The United States has been an historically lousy negotiator and if we do not turn the situation around, as Trump warns in his Newsmax interview this week, we will be a second-tier power in a very short time.
Our poor negotiating skills do not end with the trade imbalance but trade is our Achilles heel. China has learned, as have the Japanese, South Koreans and Indians, that the only war they need to win against the U.S. is the trade war. And in trade we have no allies.
There are a number of rather simple solutions that could ease the U.S. trade imbalance but politicians on the right and the left seem at a loss to stand toe to toe with our competitors—particularly in the Asian markets—to implement them.
“We have a very weak policy. Whether it’s China, or the horrible agreement just signed with South Korea, or any of the other horrible deals that we make, we don’t have the ability to make good deals with other countries.

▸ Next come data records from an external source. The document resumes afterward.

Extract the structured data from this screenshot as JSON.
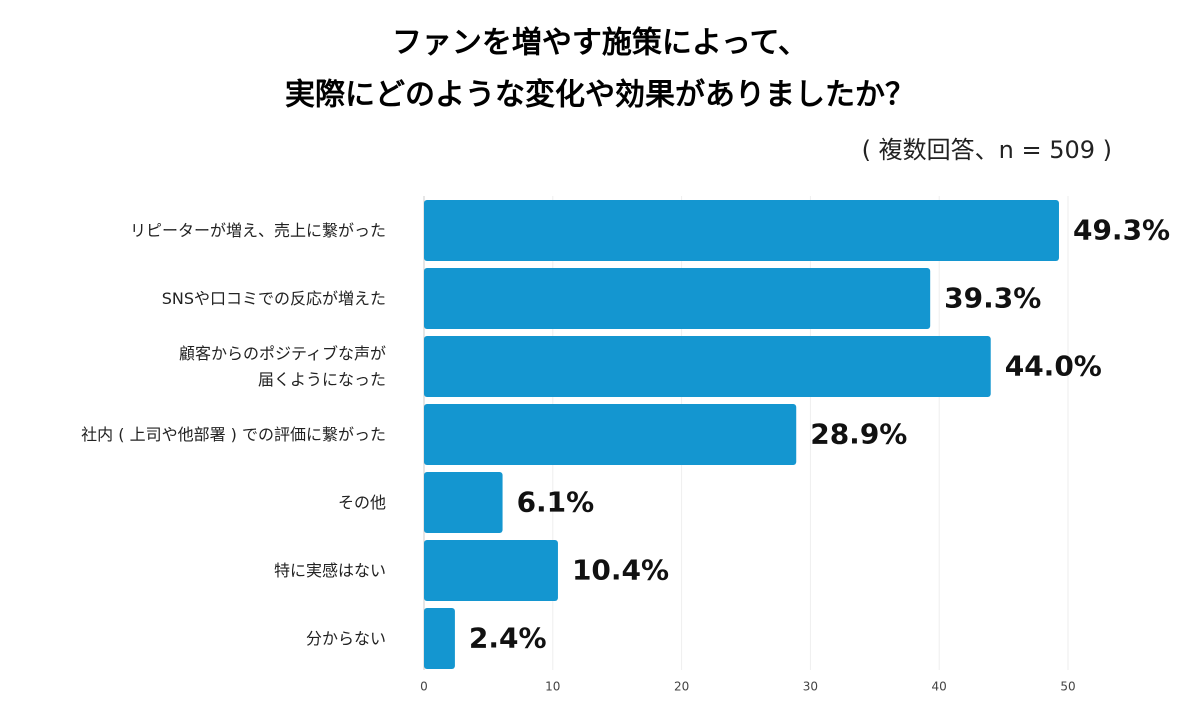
{
  "chart_data": {
    "type": "hbar",
    "title": [
      "ファンを増やす施策によって、",
      "実際にどのような変化や効果がありましたか？"
    ],
    "subtitle": "( 複数回答、n = 509 )",
    "categories": [
      "リピーターが増え、売上に繋がった",
      "SNSや口コミでの反応が増えた",
      "顧客からのポジティブな声が\n届くようになった",
      "社内 ( 上司や他部署 ) での評価に繋がった",
      "その他",
      "特に実感はない",
      "分からない"
    ],
    "values": [
      49.3,
      39.3,
      44.0,
      28.9,
      6.1,
      10.4,
      2.4
    ],
    "value_labels": [
      "49.3%",
      "39.3%",
      "44.0%",
      "28.9%",
      "6.1%",
      "10.4%",
      "2.4%"
    ],
    "color": "#1496d0",
    "xlim": [
      0,
      50
    ],
    "xticks": [
      0,
      10,
      20,
      30,
      40,
      50
    ],
    "grid": true
  }
}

“We’re like a whipping post for other countries. We are standing there and being beaten by South Korea, by Mexico, by China, by India. If you have a problem with a credit card and you call somebody up, that person is based in India.
“If we ever taxed Chinese products coming into this country, we would pay off the debt so fast. More importantly, we would start creating jobs in our country.”
What Trump has not said in so many words is that progressivism—the old Ugly American philosophy—is responsible for our trade problems as well as our security agreements. As long as the U.S. seeks to buy allies without attaching strong demands on our friendship we will continue to lose in both arenas.
While I don’t share Trump’s view that a blowout in the Middle East may lead to a downturn in oil prices, he is right about our nonsensical energy policy. The progressive-led move to so-called “green energy” is nothing more than a trendy money pit. Former vice president Al Gore should be arrested and tried for fraud in the greeny scam; P.T. Barnum couldn’t have done a better job of fleecing the public.
In more than 30 years of sinking billions upon billions of taxpayer dollars into one green-energy snafu after another we have yet to find one viable replacement to petroleum as our primary source, yet congress continues to stifle our energy fossil fuel and nuclear production.
The short-term solution to energy is our boundless natural gas reserves, an end to land and offshore drilling moratoriums—all of them—and the development of nuclear power plants. Wind and solar power both create an eyesore that makes old-fashioned drilling platforms look appealing and cannot begin to supply anything close to our growing demand.